Brasil precisa de planejamento estratégico do agribusiness urgente para salvar o PIB

25 de novembro de 2020 4 mins. de leitura
Tejon analisa os fatos do que é preciso ser feito imediatamente para salvar o PIB nacional

Por José Luiz Tejon Megido*

Todo mundo agora fala de agronegócio. Mesmo quem não sabe o que a palavra significa direito. O sistema de agronegócio brasileiro, fundamentalmente o elo do dentro da porteira produziu, vendeu mais, exportou e a taxa do dólar explodida vai fazer com que possamos superar os R$ 800 bilhões de valor bruto da produção agropecuária. Isso fez com que também a indústria e o comércio do antes das porteiras vendesse mais insumos, inovações, máquinas.

Porém, as corporações que precisam fechar o balanço em dólar não estão amando tanto tudo isso. E no pós-porteira das fazendas, indústria de alimentos, bebidas, têxteis, biocombustíveis, varejo, serviços, transporte e logística, quando voltadas à exportação como todo setor de carnes, por exemplo, contribuem decisivamente para os cerca de US$ 100 bilhões nas exportações, mas todo setor já sofre com a inflação de custos de equipamentos e insumos, bem como o preço da ração para alimentar aves, suínos, peixes e a boiada confinada.

O PIB brasileiro deve cair de US$ 1,8 trilhão em 2019, para US$ 1,4 trilhão em 2020, segundo Ibre/FGV) repercutindo sem dúvida a taxa do dólar. Sairemos do grupo das dez maiores economias do planeta para um possível 12° lugar, superados por Canadá, Coreia do Sul e Rússia.

Com esse PIB e considerando ser o agronegócio 23,5% do PIB do País, o valor em dólar do agribusiness também cairá de US$ 423 bilhões para US$ 329 bilhões.
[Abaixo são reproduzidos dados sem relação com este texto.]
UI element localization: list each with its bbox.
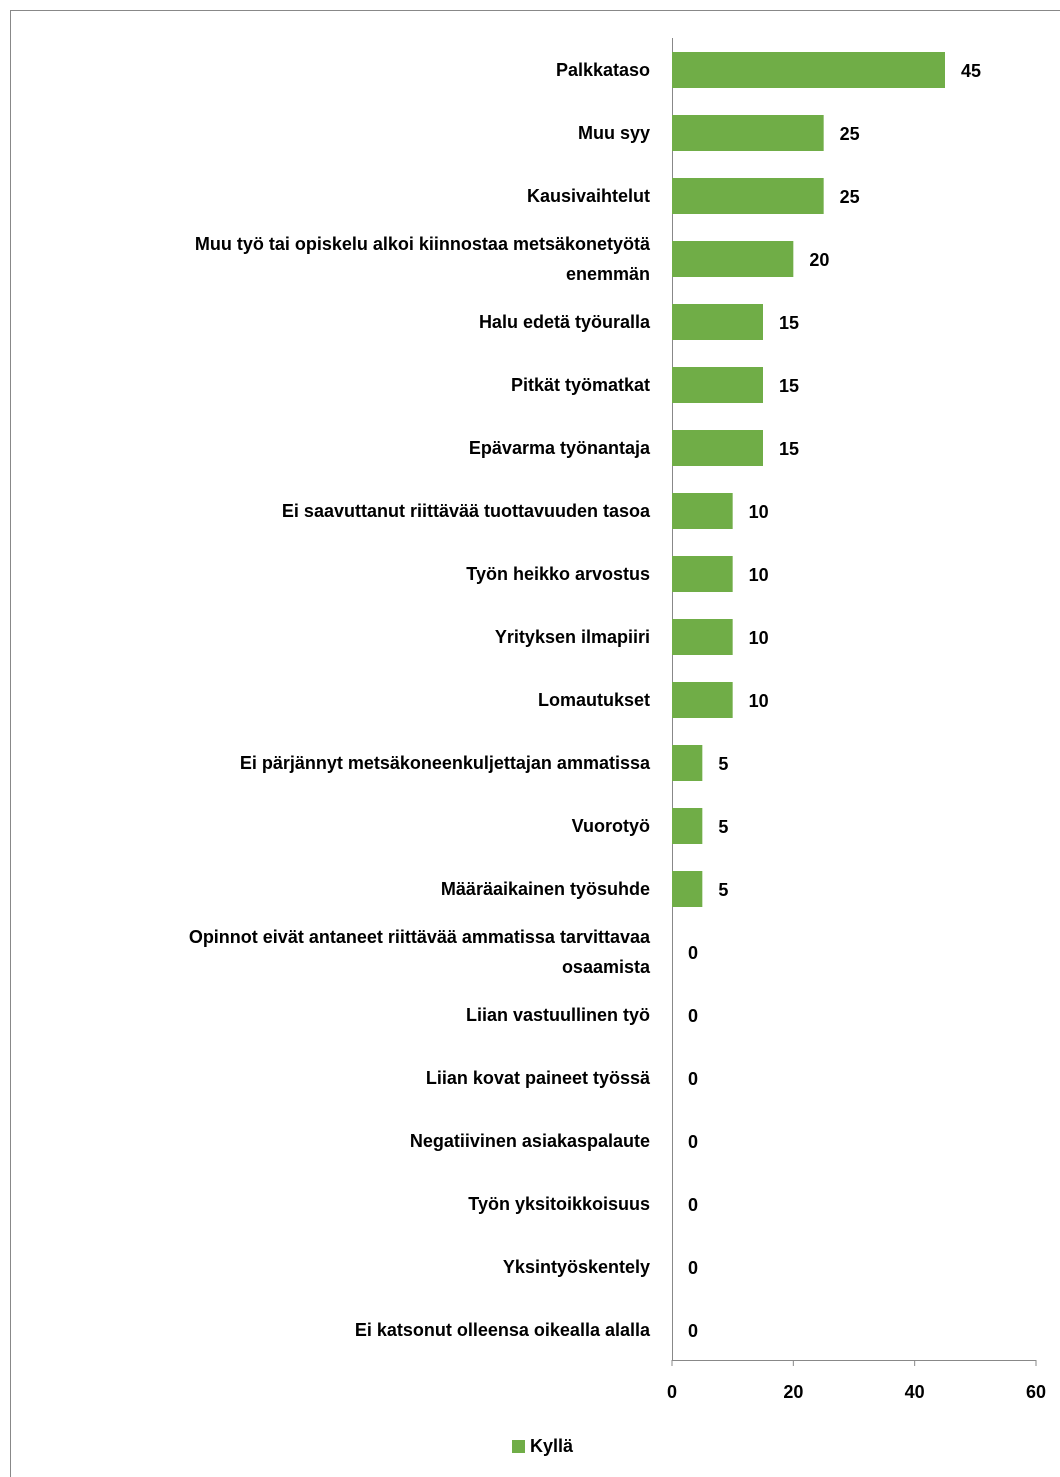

Ou iremos ver que o percentual do agronegócio brasileiro cresceu para algo em torno de 30% de um PIB que perdeu tamanho.

Saídas: planejamento estratégico de todas as cadeias produtivas do a das abelhas e do abacate, ao z do zebu, com ciência e agroindústria. Assumir com o novo governo de Joe Biden, nos Estados Unidos, a retomada da inteligência das discussões sobre meio ambiente e a organização mundial do comércio e afastar definitivamente o cálice tentador das facções políticas e ideológicas do agronegócio.

Afinal, repetindo insistentemente o poeta português Camões que escreveu: “Quem faz o comércio não faz a guerra”, eu acrescentaria: muito menos a estúpida guerra fria e a discussão de briga de rua.

O Brasil pode reinicializar sua economia com um plano público privado estratégico objetivando obrigatoriamente dobrar o agro de tamanho e através dessa capilaridade impactar todas as demais indústrias do país. E, claro, sem esquecer fundos e fontes para a bioeconomia.

Hora de novas lideranças ou das mais sábias que andam caladas, ou mesmo das lúcidas ativas, que pela ignorância de adversários, vivem nas redes sendo fustigadas. Hora de realizar. Juntos. Onde o cooperativismo da mesma forma é essencial. E quando falarmos, que as falas ecoem o sensato e não as trombetas tenebrosas da marcha da insensatez.

O Brasil é maior do que as narrativas. Respeito com o país. Como o sr. Shunji Nishimura, fundador da Jacto, me ensinou aos meus 25 anos de idade: “Palavras, Tejon, são como água. Se revoltas, na enchente, mata pessoas. Se calmas e pacíficas, na medida certa, é bom para as pessoas”.

Muito cuidado com as palavras.

*José Luiz Tejon Megido é doutor em Educação, mestre em Arte, Cultura e Educação pela Universidade Mackenzie; professor de MBA na Audencia Business School, em Nantes, na França; coordenador do Agribusiness Center da Fecap; membro do Conselho da Secretaria de Justiça e Cidadania do Estado de São Paulo, e sócio-diretor da Biomarketing.